Hang out at a journalism workshop, anywhere in the world, and inevitably the subject comes up: We’re being asked to produce more and more, in less and less time.

It was no different when I was in Helsinki a few weeks ago, at a workshop for the Union of Finnish Journalists. We spent a bit of time brainstorming solutions to that challenge: knowing the six (or seven, or five) step writing process, saving string, pre-writing outlines, plug-and-play story formats, free writes and more. But alas, no sure answers or great epiphanies.

Then, during a break, one of the journalists came bouncing up to me. Seriously, he was bouncing, like a happy puppy who couldn’t wait to play. He asked if he could tell me about the fast writing process he had discovered “by accident.” Always looking for new tools, I said of course. And that’s how I met Matti Seppänen and learned a bit of writing magic: a five-minute start, then sleep. Lots of sleep.

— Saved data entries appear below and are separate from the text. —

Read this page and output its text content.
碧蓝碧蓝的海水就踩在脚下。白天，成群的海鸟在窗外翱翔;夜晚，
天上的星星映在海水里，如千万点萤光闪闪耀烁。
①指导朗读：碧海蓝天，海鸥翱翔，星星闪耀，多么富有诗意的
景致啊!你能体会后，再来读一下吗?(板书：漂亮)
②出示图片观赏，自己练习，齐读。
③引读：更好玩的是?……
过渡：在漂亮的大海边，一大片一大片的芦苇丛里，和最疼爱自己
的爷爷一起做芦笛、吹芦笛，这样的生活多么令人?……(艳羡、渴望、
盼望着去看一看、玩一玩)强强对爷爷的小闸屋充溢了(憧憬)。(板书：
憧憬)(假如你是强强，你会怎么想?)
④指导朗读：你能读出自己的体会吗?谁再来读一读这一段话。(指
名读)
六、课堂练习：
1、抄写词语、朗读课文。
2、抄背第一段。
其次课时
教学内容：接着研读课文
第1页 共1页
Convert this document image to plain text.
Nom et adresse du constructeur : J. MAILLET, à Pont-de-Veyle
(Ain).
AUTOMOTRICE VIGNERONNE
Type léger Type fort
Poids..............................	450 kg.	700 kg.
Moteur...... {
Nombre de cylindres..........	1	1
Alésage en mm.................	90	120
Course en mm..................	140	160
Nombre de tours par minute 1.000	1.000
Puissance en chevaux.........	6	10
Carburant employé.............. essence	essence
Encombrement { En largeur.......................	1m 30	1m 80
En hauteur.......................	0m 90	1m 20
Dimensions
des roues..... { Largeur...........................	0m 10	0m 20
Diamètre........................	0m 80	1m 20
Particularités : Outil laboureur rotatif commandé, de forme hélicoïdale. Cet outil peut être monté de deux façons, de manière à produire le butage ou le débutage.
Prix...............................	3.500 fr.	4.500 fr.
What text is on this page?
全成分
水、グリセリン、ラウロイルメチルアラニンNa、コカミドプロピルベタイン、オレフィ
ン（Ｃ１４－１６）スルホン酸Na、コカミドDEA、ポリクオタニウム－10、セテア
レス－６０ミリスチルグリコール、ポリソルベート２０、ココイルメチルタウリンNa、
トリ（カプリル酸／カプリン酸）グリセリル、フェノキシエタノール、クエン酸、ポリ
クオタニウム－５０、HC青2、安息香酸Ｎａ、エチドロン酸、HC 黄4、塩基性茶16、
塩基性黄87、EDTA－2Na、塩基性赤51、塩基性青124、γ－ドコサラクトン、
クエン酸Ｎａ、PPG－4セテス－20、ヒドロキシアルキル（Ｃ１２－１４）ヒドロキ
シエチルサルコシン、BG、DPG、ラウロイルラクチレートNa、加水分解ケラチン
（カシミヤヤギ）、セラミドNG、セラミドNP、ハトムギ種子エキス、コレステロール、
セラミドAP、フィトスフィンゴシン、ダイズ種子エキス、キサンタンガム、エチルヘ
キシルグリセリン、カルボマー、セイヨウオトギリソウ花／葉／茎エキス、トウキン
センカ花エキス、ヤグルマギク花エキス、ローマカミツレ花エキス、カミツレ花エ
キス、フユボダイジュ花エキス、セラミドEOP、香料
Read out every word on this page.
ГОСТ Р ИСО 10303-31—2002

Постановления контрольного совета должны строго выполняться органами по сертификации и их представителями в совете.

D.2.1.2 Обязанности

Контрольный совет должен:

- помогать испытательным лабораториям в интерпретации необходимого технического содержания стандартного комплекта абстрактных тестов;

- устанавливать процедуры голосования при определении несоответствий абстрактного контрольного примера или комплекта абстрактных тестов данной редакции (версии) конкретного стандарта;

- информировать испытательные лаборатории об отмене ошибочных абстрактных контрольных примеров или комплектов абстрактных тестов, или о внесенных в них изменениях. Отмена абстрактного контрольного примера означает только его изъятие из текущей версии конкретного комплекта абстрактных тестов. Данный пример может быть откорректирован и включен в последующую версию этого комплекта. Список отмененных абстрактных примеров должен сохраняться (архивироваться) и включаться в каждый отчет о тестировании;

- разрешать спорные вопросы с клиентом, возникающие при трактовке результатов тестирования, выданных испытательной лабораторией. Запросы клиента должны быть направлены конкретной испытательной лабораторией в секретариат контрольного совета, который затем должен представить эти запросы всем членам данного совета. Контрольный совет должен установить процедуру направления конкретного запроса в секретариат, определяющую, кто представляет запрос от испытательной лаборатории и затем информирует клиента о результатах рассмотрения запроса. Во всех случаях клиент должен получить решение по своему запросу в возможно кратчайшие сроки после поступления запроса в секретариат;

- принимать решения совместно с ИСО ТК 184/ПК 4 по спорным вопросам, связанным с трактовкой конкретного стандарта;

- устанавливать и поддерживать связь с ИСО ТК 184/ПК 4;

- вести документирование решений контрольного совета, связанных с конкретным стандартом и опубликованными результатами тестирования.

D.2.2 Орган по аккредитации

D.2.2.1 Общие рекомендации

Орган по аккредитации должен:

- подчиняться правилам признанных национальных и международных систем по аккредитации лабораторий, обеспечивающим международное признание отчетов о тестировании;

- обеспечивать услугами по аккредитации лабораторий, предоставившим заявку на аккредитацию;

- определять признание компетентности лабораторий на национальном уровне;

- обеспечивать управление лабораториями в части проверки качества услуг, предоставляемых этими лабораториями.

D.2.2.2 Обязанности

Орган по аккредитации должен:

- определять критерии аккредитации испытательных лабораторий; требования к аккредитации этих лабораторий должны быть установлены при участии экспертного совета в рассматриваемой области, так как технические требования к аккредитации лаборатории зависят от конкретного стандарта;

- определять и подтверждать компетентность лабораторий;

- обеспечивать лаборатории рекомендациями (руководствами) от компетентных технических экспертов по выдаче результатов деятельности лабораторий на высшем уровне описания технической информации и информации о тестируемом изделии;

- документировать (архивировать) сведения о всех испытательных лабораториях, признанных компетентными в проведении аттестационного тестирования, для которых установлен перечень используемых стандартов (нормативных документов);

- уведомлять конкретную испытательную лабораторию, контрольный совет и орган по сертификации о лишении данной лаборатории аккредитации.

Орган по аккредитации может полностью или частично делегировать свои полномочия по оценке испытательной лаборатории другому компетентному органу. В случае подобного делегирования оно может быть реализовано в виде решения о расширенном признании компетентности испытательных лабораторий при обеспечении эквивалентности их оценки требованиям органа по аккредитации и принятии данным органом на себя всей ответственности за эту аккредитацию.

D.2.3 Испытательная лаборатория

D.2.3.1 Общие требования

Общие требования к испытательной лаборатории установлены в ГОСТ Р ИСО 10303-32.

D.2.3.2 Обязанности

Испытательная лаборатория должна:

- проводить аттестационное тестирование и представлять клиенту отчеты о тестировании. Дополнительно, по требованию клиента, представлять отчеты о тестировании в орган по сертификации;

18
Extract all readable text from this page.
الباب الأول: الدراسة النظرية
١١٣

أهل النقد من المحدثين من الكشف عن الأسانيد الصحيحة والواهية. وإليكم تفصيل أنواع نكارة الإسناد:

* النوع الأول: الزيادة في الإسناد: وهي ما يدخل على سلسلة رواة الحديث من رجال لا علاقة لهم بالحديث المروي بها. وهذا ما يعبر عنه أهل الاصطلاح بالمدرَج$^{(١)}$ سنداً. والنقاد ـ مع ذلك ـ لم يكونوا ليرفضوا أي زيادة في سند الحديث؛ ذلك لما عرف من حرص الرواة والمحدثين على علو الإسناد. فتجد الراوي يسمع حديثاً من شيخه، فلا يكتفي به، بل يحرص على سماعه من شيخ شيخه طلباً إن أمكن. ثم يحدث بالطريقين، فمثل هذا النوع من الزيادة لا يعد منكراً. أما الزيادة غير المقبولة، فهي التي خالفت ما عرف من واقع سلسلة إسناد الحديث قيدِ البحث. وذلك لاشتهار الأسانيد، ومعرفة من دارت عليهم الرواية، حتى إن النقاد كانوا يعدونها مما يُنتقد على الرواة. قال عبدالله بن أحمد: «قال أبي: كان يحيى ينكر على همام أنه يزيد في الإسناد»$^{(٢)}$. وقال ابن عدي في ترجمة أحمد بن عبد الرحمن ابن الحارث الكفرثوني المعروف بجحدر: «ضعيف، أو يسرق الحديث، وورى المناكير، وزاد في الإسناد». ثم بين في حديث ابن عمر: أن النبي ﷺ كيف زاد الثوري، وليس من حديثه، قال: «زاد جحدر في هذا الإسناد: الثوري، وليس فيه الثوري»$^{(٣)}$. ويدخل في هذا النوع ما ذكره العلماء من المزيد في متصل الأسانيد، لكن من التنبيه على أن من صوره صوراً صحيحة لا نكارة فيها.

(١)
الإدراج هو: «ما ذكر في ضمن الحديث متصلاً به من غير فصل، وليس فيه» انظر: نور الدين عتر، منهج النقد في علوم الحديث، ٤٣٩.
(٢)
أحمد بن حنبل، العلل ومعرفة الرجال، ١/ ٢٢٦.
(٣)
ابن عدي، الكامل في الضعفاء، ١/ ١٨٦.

It’s a bit more complicated than that, but not much. First, an introduction:

Seppänen is a Finnish journalist and science editor and part-time physician who specializes in editing medical handbooks and manuals for medical specialists, and producing a steady run of health articles for the general public. As I understood it (his English was far better than my non-existent Finnish, but some things no doubt were lost in translation), these aren’t your glib 10 Ways to Get Healthy riffs that circle social media, but pieces written by doctors and other medical experts, based on rigorous research, vetted and edited for lay readers by Seppänen’s team. Think JAMA without as much jargon — if that’s even possible.

The demands his team faced were were intense. Example: They had to produce a 500-page handbook for ophthalmologists, with a complete draft delivered in six months. That meant each of his editors was on tap for 10 articles a month. But after two months, Seppänen had only done five. That’s when he took another tack — one that he has used ever since, and teaches his staff. It’s build on a three-day writing plan for writing any story. He gave me permission to share.

  • Day 1: Five minutes.

Seppänen has most of his reporting done, and now it’s time to write. He likely has gone through his notes a few times, and has a sense of what additional research or reporting he needs to do to fill in any gaps. He pours himself a cup of coffee, sets a timer for five minutes and opens his laptop. He then commits to writing two lines — just two lines. They can be the start of his story, a summary of his “nut graf” or main point, a question he wants the story to answer. “Whatever I want,” he says. “I don’t think about it. I just make it enjoyable.” That’s it for the day.

REQUIRED: Eight hours of sleep that night.

  • Day 2: He gets his coffee, opens his laptop and “everything is ready” in his mind. The timer is set at one hour and Seppänen goes to work. For the next hour, he writes or does additional reading. “On Day 2, it feels like someone else is writing, like I’m in ‘Matrix,’” he says.

REQUIRED: Another eight hours of sleep.

  • Day 3: He sits down to write and rewrite for an unlimited amount of time on the final day. It sometimes takes a full work day to finish a piece, but not always.

REQUIRED: Celebration. Sometimes with bubbles.

The key to this process are focused bits of time that feel manageable rather than draconian and endless. Most important, he says, is the commitment to regular, restful sleep.

“Something magical happens when we sleep,” he says. “In waking times, I can read anything and do my research. While I’m asleep, my subconscious arranges things and tells me how to do them. It has made my work faster, and I’m much more relaxed.”

He and his team got into a rhythm. “In addition to the rhythm, what was important was the amount of time I spent on the articles at each stage,” he says. “At the end of the project, it was possible for me and the rest of our team to produce up to 5-10 articles per week for our publisher.”

He introduces the approach to all new hires, but doesn’t force it. “For some, the method is suitable, for others it is not,” he says. “But most have adopted the method where appropriate.”

There you have it. It took me more than five minutes and an other hour to get through this, but not much. And I didn’t need a third day.